= One Today =

Poem written by Richard Blanco

"One Today" is a poem by Richard Blanco first recited at the second inauguration of Barack Obama, making Blanco the fifth poet to read during a United States presidential inauguration. "One Today" was called "a fine example of public poetry, in keeping with Blanco’s other work: Loose, open lines of mostly conversational verse, a flexible iambic pentameter stanza form," by Ken Tucker in Entertainment Weekly.

==Background==
Richard Blanco was asked to write three poems for the selection of the one to be read at the second inauguration of Barack Obama re-elected on his second term on November 6, 2012.
"One Today" was chosen among "What We Know of Country" and "Mother Country".
The poet said: "I wanted all three to be different facets of my writing, and my experiences, and how we can live in our country and be part of the union"

==Analysis==
"The images in the poem move from the universal to the specific, so that from out of the millions of nameless, faceless Americans one figure in particular emerges: the immigrant. This is where “One Today” does something very interesting: it shows us the exact point at which the story of the immigrant experience intersects with the myth of the American Dream."
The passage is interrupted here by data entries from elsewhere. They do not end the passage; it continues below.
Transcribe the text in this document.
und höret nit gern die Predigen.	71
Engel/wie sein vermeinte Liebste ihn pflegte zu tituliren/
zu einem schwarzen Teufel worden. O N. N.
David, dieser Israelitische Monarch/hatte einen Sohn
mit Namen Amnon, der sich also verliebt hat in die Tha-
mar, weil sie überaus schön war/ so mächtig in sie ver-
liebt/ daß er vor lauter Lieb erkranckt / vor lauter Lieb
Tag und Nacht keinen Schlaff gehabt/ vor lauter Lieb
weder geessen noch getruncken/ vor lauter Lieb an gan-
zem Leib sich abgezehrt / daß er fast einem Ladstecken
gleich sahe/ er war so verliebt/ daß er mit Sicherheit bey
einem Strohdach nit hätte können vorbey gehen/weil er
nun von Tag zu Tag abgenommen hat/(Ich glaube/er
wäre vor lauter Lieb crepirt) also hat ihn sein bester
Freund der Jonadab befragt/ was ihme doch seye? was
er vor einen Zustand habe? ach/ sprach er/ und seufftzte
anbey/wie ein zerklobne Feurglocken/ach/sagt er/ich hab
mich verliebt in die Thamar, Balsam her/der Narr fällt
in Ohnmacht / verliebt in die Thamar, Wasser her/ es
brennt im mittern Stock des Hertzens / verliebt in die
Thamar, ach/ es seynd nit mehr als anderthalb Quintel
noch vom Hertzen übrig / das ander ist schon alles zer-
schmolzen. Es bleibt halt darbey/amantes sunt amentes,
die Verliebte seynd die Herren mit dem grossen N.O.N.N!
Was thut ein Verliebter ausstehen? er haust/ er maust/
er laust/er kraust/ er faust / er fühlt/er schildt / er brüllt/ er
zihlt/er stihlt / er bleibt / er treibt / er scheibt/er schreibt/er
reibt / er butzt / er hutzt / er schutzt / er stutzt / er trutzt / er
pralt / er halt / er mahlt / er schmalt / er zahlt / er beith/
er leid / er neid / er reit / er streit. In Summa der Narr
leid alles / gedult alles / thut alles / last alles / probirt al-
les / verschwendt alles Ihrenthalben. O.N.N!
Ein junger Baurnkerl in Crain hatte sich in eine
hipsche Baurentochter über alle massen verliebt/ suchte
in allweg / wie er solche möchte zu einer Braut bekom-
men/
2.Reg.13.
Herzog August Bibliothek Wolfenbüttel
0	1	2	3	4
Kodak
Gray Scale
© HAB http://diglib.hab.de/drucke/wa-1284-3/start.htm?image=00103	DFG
"Over the course of its nine stanzas (69 lines), “One Today” offers a sweeping view of America during a single day, from sunrise to sunset. The first stanza links geographically diverse areas of the country through the image of the rising sun:"

The incipit is strongly alliterative. Almost each word recalls the following by assonance . A sort of raffinate anagrammatic playing, highlights "us" which is contained in the word "sun" and "rose" which is contained in "shores".
The anaphoric "One" of the first and fifth line, emphasizes the diurnal light growing in intensity.
The poem is characterised by a musical harmony given by the employment of figures of sound such as alliteration, assonance, paromoiosis, and several onomatopoeic words such as "slide", "whistling", "brush". The style is mostly nominal and where the lyrical discourse proceeds for asyndeton the speed of the rhythm creates breathtaking poetic-narrative sequences.

On the other hand the employment of prepositions, deixis, particularly spatial deixis, makes images plastic and visual.